Quest
- Front cover of Quest's first issue (Summer 1974). Image retrieved from Internet Archive.
- Format: Journal (Print)
- Publisher: Quest: a feminist quarterly, Inc.
- First issue: Summer 1974
- Final issue: 1982
- Country: United States
- Based in: Washington, D.C.
- Language: English
- ISSN: 0098-955X
- OCLC: 2242837

= Quest: A Feminist Quarterly =

American feminist journal from 1974 until 1982

Quest: A Feminist Quarterly was an American feminist journal published in Washington, D.C. from 1974 until 1982. Founded by Charlotte Bunch, Dolores Bargowski, Mary Helen Mautner, Emily Medvec, Juanita Weaver, and many others, the journal published articles and essays devoted to the feminist movement.
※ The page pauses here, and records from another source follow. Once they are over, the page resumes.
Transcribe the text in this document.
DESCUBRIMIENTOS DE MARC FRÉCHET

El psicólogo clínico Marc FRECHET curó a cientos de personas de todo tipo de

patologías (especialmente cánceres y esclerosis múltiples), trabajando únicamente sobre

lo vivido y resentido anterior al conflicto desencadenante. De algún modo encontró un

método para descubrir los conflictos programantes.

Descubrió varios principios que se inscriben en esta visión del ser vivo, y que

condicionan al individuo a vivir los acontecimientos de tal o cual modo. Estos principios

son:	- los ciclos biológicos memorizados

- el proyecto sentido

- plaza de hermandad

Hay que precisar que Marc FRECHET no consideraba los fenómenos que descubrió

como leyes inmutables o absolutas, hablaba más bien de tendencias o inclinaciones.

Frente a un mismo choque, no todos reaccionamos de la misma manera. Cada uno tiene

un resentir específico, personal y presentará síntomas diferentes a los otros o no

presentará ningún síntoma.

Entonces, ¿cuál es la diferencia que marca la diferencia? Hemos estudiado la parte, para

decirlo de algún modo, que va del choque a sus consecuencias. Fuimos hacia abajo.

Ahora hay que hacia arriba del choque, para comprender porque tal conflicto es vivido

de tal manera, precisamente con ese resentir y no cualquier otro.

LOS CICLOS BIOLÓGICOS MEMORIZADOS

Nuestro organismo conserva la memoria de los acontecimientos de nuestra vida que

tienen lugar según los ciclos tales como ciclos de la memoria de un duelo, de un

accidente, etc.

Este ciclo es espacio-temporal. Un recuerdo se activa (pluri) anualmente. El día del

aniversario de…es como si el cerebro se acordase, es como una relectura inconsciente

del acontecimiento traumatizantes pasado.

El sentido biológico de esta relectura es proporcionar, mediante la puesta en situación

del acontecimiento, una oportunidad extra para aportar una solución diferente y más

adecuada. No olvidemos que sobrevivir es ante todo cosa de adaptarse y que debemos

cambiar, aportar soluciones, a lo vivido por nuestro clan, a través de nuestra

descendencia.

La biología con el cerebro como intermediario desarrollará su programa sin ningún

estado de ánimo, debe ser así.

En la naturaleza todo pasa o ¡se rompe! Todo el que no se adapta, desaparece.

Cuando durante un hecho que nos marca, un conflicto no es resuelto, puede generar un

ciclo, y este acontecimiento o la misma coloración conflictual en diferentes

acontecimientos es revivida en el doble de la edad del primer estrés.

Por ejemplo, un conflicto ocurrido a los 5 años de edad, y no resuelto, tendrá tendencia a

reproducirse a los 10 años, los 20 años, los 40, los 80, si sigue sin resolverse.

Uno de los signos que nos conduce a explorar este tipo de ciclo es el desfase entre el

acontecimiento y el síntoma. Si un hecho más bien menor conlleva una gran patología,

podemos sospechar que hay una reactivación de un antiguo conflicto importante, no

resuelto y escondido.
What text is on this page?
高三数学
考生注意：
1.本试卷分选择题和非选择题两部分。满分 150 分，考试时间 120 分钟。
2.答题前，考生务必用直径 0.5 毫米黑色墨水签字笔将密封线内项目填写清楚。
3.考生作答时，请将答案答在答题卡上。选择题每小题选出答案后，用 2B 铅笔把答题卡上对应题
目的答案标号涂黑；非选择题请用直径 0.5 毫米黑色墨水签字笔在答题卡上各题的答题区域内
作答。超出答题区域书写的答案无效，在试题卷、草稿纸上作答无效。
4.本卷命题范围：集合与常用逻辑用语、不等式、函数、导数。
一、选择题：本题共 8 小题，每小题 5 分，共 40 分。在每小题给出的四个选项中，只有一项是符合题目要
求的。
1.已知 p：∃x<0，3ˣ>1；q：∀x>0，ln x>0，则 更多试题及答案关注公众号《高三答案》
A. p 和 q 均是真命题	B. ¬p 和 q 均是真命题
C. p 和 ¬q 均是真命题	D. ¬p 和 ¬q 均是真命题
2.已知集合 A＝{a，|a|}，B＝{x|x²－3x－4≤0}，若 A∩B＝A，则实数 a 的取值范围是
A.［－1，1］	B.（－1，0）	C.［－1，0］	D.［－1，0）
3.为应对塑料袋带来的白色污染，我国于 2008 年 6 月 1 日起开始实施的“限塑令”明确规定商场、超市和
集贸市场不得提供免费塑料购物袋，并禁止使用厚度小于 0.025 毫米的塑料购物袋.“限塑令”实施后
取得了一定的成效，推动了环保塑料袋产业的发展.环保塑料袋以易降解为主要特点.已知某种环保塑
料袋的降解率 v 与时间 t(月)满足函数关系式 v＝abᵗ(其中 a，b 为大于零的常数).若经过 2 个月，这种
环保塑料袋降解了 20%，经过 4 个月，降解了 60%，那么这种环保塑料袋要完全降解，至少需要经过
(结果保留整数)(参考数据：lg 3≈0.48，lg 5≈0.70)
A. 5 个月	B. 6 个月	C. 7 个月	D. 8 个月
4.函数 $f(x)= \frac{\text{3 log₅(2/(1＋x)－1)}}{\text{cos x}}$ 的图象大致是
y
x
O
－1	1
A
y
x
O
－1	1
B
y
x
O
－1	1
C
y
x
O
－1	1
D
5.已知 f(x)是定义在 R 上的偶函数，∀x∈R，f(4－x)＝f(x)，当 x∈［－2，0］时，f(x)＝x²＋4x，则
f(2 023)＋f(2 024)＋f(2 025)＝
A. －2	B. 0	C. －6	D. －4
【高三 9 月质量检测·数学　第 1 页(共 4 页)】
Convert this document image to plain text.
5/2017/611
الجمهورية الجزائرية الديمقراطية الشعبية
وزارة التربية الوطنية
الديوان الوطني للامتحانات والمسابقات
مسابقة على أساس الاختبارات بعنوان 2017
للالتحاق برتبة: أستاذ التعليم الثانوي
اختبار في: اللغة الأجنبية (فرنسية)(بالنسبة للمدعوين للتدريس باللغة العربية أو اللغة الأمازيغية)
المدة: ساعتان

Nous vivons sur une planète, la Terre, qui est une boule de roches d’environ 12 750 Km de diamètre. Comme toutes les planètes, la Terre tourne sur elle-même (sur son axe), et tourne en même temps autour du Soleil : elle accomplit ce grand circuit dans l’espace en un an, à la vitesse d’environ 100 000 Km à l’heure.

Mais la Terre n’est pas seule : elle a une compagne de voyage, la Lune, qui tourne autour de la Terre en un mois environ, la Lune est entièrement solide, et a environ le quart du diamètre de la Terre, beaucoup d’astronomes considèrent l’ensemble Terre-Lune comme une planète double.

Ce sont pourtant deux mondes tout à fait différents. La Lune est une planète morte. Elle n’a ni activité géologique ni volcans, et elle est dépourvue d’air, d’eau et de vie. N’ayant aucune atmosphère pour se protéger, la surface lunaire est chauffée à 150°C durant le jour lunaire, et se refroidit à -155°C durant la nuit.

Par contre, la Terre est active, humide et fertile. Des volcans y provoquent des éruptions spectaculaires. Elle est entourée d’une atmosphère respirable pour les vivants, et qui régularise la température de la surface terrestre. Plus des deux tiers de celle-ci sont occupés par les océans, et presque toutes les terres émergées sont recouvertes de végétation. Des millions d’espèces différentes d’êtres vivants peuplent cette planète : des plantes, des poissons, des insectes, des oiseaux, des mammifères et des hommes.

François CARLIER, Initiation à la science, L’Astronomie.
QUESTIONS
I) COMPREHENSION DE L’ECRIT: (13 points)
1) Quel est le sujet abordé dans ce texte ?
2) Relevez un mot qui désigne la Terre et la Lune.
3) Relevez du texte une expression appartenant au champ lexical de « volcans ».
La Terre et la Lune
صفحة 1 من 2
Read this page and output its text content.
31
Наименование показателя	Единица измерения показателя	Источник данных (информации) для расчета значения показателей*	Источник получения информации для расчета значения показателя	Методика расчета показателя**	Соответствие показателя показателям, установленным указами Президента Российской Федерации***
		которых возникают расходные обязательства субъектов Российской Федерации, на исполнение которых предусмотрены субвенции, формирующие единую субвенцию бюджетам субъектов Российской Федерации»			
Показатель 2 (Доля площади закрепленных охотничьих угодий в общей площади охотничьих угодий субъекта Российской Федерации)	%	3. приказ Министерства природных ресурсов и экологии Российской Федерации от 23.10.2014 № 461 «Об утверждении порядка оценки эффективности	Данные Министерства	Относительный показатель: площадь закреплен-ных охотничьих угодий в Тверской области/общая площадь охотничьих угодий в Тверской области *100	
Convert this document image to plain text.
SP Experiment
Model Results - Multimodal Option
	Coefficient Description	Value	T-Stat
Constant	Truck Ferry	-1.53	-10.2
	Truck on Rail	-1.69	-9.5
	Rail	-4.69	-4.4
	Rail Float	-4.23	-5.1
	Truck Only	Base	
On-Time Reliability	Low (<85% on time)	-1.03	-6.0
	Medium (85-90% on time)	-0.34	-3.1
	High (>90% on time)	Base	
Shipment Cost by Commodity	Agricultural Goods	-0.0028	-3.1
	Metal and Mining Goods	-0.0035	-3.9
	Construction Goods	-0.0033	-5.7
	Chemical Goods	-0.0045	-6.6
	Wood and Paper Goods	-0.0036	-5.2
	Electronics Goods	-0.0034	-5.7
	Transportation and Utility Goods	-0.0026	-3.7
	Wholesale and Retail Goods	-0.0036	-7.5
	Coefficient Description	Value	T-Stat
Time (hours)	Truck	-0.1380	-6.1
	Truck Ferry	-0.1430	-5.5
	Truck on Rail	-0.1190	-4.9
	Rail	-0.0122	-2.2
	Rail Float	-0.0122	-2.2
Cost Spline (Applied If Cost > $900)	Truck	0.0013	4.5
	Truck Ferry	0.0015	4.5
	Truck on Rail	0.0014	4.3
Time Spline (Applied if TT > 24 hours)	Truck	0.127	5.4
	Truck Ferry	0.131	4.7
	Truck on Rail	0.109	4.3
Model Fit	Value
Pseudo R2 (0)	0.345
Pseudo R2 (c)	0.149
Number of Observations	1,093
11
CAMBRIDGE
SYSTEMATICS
The publication was primarily aimed toward feminist academics, theorists, and analysts—but it also pursued to include women who wanted to learn more about the feminist movement.

Each issue dealt with different themes and topics such as "Money, Fame, and Power," "Race, Class, & Culture," and "Body Politic."

Most of the journal's staff were unpaid volunteers. Quest, like other feminist publications such as Sojourner and The Second Wave, ceased publication after years of financial struggle.